A pre-transaction handler will intercept memory transactions before they are executed, it can therefore modify written data. A post-transaction handler will intercept memory transactions after they have been executed, the post transaction handler can therefore modify read data.

Currently, the memory system will look at cache timing from the pre-transaction handlers, but the post transaction handler must be connected to ensure that it can clear the Page pointer in the MemTransaction object.

8.3.1. The Generic Cache Model

The emulator (as of TEMU 2.1) comes bundled with a generic cache model. This model can be used to emulate caches with different number of associativity and line sizes. Most standard cache parameters can be configured in the system. Including the replacement policy (at the moment LRU, LRR and RND are supported), line size, word size, number of sets and number of ways. The generic cache model can also be configured as a split (Harward-architecture) cache, where instructions and data have their own blocks.

Note that when the cache is not split, the parameters (including the tags etc) will be turned into identical values.

The generic cache implements two copies of the cache interface, one for instructions and one for data. These are effectively identical if the caches are not split, so in that case which interface is not relevant.

8.3.2. Tracing Memory Accesses

It is possible to utilise the pre and post access handlers in the memory space to trace memory accesses. To do so, implement a model exposing the memory transaction interface. In the postAccess handler, the tracing model should clear the page pointer in the transaction object to disable ATC insertion of the memory access. Note that the pre access handler have access to the written value, and the post access handler have access to the read value. While the written value is normally there also in the postAccess handler, it will not be there for atomic exchange operations.

9. Components

While individual objects are indeed very useful and can be instantiated multiple times connected different ways. The are problematic from a number of reasons.

Many systems consist of many different objects (e.g. an ASIC may have several processors, a couple of I/O models and potentially several additional devices).

Although, while the TEMU command line scripts can be used to construct arbitrary object graphs, it is problematic in the command line as one need to ensure the unique naming of different objects. In the case multiple processors need to be instantiated, several otherwise identical objects need to be created with unique names and attached to the correct CPU and / or memory space objects.

To solve this issue, TEMU provides an internal model called "Component". A component is a collection of objects and exported (and potentially renamed) interfaces.

If you are familiar with software components and e.g. the SMP2 simulator standard, this will sound familiar, and indeed. The TEMU components are modelled after such approaches.

While the generic Component class is useful to construct objects with a unique namespace, the real power comes in the component sub-classes. These sub-classes provide custom constructors and destructors that allow them to create a whole system when they are instantiated.

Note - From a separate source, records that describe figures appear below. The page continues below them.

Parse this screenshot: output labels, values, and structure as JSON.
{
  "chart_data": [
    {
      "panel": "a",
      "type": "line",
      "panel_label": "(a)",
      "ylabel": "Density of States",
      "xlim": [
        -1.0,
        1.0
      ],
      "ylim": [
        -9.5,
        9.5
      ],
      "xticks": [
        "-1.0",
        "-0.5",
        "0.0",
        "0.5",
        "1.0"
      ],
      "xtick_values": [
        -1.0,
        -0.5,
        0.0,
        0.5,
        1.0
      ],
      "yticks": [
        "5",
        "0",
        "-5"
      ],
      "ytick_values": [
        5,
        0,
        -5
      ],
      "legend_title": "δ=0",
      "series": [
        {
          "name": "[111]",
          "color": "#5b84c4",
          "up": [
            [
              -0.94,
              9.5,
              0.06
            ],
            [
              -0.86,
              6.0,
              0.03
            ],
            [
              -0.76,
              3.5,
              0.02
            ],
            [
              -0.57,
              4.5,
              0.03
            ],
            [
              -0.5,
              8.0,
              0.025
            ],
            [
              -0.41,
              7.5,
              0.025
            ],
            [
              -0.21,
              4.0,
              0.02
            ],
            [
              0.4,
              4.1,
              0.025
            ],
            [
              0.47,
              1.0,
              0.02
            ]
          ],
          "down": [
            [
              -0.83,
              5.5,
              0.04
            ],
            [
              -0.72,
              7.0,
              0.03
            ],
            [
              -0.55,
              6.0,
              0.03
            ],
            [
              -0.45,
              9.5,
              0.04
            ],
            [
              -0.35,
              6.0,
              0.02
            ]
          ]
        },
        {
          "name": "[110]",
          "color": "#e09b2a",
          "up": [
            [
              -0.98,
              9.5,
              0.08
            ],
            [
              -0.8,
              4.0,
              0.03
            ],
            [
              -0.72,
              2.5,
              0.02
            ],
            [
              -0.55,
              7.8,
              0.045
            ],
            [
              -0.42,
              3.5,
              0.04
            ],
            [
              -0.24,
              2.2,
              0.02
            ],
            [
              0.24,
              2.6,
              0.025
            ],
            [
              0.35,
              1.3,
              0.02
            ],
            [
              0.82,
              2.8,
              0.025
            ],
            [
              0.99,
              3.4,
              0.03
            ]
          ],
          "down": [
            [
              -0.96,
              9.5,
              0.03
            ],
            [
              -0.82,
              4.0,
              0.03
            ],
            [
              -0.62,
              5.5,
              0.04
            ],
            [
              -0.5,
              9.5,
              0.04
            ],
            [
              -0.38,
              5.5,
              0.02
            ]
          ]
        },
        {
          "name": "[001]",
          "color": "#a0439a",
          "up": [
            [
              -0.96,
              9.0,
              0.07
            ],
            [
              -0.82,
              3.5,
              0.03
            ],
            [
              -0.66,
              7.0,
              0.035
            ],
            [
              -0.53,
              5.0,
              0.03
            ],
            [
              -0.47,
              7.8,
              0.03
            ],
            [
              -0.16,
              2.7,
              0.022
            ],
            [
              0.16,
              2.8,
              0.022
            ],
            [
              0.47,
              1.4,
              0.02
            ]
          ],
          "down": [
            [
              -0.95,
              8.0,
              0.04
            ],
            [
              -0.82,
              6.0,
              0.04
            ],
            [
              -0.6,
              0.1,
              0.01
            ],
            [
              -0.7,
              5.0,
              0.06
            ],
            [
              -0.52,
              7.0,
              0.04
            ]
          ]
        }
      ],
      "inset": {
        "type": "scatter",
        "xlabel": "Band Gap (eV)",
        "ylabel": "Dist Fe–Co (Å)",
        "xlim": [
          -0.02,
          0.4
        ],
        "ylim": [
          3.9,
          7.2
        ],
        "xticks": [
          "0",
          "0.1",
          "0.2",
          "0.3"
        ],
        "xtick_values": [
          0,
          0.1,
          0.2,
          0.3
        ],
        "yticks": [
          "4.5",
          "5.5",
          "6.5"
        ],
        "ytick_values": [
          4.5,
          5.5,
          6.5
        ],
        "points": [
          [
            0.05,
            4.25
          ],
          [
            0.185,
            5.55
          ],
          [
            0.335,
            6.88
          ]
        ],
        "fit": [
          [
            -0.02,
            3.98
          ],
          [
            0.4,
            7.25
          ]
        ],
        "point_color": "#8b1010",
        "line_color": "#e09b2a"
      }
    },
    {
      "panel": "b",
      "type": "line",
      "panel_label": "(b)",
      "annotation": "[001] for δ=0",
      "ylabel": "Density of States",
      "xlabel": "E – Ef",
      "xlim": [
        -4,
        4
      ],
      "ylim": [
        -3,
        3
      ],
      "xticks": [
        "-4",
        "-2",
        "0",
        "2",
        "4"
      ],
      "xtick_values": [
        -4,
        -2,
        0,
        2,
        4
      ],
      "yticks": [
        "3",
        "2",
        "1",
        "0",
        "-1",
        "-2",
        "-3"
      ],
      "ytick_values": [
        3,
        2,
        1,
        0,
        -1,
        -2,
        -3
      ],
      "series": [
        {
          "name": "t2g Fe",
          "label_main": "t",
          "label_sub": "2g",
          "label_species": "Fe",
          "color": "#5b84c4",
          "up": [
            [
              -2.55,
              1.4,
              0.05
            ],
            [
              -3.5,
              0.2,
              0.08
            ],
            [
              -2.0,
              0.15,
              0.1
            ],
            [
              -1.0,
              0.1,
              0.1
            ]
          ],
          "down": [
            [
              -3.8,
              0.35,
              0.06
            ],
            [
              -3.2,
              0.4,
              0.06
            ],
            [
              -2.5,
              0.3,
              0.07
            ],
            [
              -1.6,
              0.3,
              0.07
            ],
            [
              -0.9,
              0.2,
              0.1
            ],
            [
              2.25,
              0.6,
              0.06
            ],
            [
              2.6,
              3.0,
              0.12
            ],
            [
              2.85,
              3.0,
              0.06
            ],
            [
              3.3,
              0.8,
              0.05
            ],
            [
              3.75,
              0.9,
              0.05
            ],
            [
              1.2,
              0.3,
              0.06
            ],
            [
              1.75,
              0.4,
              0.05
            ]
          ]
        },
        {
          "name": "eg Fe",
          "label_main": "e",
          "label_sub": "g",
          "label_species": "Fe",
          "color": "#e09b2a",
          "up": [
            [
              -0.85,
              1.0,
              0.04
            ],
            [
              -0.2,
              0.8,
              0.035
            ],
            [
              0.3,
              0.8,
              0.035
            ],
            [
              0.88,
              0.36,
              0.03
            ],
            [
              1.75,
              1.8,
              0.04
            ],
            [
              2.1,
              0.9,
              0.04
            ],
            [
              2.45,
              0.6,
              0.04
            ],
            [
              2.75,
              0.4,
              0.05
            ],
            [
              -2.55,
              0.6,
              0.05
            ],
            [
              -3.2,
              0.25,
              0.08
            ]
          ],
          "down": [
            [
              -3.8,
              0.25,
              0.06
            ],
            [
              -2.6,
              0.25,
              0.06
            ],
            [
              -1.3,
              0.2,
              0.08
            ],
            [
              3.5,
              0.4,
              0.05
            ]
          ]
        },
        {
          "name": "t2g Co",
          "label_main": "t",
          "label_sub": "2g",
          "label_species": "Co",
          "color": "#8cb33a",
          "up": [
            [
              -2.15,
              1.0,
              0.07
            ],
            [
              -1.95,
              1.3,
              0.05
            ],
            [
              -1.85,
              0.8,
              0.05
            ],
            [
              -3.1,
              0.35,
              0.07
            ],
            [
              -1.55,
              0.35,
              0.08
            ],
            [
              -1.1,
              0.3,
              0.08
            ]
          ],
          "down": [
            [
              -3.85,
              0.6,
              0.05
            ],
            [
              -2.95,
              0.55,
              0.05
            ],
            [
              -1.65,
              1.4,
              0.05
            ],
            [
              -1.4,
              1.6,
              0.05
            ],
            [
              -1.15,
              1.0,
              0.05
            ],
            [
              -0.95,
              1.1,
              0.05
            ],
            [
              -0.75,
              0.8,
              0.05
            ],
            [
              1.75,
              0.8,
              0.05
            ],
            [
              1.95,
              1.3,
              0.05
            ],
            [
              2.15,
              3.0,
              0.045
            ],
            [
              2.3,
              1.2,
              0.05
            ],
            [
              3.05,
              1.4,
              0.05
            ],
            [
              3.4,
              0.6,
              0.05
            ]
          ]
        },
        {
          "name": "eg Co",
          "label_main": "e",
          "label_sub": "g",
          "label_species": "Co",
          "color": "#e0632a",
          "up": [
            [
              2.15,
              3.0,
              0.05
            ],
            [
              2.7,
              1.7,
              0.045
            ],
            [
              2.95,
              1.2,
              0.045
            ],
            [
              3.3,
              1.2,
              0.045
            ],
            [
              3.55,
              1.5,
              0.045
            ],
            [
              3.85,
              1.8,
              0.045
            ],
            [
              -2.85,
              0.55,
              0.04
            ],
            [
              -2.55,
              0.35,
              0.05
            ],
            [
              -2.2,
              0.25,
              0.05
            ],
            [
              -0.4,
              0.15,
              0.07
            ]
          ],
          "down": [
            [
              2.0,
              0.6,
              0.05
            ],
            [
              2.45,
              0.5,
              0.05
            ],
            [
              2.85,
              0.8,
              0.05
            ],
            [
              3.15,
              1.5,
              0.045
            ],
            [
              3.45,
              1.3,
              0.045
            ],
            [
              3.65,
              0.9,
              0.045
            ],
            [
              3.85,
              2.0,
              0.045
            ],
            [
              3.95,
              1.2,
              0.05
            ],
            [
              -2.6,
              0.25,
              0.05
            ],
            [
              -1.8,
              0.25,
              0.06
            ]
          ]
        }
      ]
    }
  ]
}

For example, the SPARCv8 target is bundled with the following components:

  • erc32-component

  • at697f-component

  • ut699-component

  • ut700-component

  • ngmp-component

While these can be constructed manually (there are example scripts for this in the sysconfig directory), they are easier to instantiate using the components.

10. Checkpointing

As constructing the object graph can be quite complex, it is useful to do this once using the command line interface. The object graph can then be serialised to a JSON file. This is done using the checkpoint-save and checkpoint-restore commands (these have aliases save and restore).

A checkpoint normally consist of the JSON file containing the object graph and property values, and separate binary blobs containing ROM and RAM contents.

The JSON checkpoints are human readable, so, simple editing can be done on them by hand using a text editor.

10.1. JSON Caveats

10.1.1. 64-Bit Values

JSON does not allow for larger than 53 bit integers to be stored (as JavaScript uses doubles for storing integer values). In case a JSON file is edited, pay attention that when data of type uint64_t is serialised, it is split into two separate 32 bit values, thus the arrays storing the values will contain twice the elements that are actually in the object’s property.

10.1.2. ROM and RAM Contents

Another issue is that JSON is not practical for storing RAM and ROM dumps which are needed if saving and restoring a checkpoint not at time 0. Thus ROM and RAM is stored in a binary dump (which is host endian dependent) and the JSON file with the saved system configuration contain references to these RAM and ROM dump files.

11. Software Debugging

There are two supported ways for debugging software with TEMU. Firstly the TEMU CLI supports assembler level debugging in itself. Secondly, TEMU is bundled with a GDB server, this server lets you start up a stand alone program (or run it from the CLI directly).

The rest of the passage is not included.